Mixed-use big box

Tags for this image:
A new development in Chicago's Lincoln Park neighborhood uses the classic flats-over-shops formula, but in this case the shop is a Best Buy electronics superstore.
Chicago, IL, 60614, USA: A new development in Chicago's Lincoln Park neighborhood uses the classic flats-over-shops formula, but in this case the shop is a Best Buy electronics superstore.
Credits: Payton Chung
Contact: http://westnorth.com

Comments

mid-box is getting better and better

That's a great photo. Hard to believe that a building that convincingly urban could house a Best Buy store. But while there are plenty of boxy stand-alone suburban Best Buys surrounded by big parking lots, the chain seems to respond nimbly to urban situations with smaller footprint mid-box stores? Is that the case here -- is this Best Buy smaller than those typically encountered in sprawled out burbs? Trader Joe's is another mid-box store that fits better into urban locations, as your photos (in the CNU image bank) of the Excelsior and Grand project in Minnesota demonstrate.
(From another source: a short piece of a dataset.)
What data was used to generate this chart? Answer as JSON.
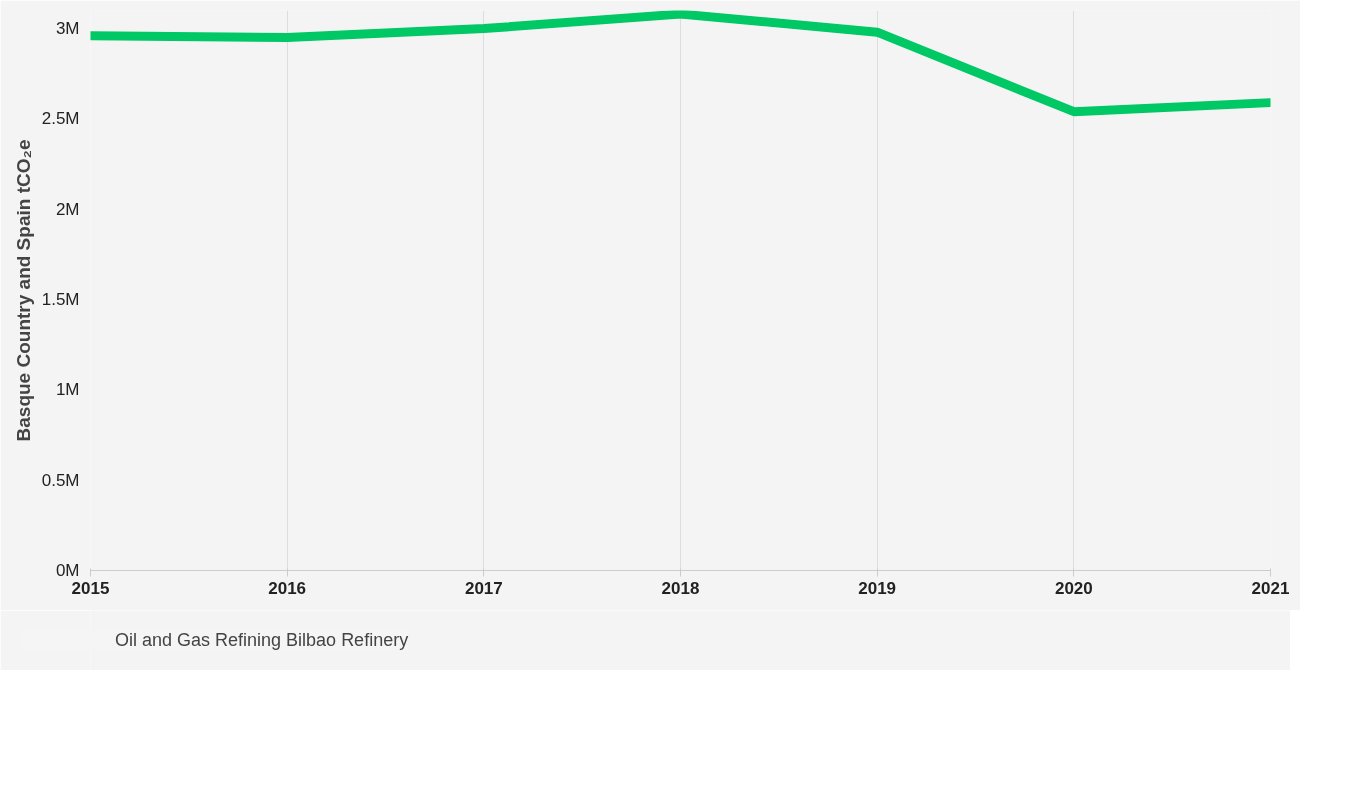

By the way, where's the parking??

paytonc's picture

The store's 30,000 sq. ft.,

The store's 30,000 sq. ft., which is the middle size of Best Buy's prototypes (20, 30, and 45K sq. ft.), although the NYT says that's on the small end for them. By comparison, their average Canadian store (called Future Shop) is around 28,000 sq. ft. The layout seems shallower, wider, and shorter (ceilings) than the typical Best Buy. Lee says the parking is below/behind.

Living Above a Big Box

This was covered in the New York Times: Living Above a Big Box

Also of note in this development is the Senior Living Community immediately next to the Best Buy.
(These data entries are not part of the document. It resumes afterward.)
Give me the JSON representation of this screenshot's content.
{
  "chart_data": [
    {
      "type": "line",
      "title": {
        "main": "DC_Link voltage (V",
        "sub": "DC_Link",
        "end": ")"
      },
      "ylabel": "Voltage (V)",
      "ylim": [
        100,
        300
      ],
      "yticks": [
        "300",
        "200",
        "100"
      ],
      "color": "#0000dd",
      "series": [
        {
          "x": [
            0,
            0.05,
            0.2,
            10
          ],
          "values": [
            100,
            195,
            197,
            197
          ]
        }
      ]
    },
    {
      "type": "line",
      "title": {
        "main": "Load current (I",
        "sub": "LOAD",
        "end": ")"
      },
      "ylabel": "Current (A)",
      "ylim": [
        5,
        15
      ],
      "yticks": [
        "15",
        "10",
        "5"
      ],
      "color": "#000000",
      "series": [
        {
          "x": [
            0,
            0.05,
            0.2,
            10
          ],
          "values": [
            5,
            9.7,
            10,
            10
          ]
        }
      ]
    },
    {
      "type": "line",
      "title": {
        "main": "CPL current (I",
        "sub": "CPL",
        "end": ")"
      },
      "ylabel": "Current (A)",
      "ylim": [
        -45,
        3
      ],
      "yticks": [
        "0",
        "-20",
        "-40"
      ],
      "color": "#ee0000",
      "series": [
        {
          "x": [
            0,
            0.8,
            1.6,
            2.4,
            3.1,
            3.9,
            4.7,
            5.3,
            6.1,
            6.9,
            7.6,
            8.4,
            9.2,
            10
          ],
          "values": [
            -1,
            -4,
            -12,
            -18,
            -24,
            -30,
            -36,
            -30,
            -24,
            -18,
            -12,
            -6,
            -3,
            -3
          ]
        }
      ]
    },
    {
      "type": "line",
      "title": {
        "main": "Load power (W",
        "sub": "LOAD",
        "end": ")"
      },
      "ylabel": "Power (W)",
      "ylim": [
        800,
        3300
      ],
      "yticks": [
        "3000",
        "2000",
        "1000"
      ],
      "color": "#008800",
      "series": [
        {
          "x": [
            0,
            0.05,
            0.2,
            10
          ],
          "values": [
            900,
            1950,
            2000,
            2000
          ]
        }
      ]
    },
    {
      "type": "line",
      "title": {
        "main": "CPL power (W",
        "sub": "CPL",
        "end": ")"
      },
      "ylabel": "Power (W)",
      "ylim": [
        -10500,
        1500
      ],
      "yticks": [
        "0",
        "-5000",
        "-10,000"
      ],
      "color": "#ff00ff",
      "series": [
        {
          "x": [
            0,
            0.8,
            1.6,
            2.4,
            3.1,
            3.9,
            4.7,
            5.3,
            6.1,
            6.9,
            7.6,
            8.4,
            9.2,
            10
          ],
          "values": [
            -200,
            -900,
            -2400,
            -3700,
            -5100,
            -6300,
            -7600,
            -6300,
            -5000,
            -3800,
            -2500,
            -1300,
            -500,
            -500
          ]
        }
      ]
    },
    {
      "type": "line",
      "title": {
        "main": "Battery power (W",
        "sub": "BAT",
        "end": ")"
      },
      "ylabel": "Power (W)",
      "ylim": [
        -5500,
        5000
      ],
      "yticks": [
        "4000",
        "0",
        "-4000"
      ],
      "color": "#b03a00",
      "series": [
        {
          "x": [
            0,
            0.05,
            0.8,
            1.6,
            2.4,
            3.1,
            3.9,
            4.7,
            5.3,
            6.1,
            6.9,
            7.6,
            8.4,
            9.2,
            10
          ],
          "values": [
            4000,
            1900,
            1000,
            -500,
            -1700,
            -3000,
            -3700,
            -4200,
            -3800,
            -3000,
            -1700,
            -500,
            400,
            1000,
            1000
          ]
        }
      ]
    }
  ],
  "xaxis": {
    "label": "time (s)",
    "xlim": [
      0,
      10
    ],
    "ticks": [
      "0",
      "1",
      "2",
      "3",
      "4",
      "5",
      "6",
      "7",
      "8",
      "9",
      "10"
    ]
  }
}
I think this is a great example of how accommodating good urban form can be. This fits into the street and neighborhood really well, and it's only a 10-minute walk from my house. My only criticism is that most of the street windows are covered over so pedestrians can't see in. I'm looking forward to seeing urban big boxes learn to engage the sidewalk more in the future. I imagine Best Buy in particular would benefit from showing off their wares in their windows, and it's only a matter of time before they learn the tricks of the trade in the urban environment.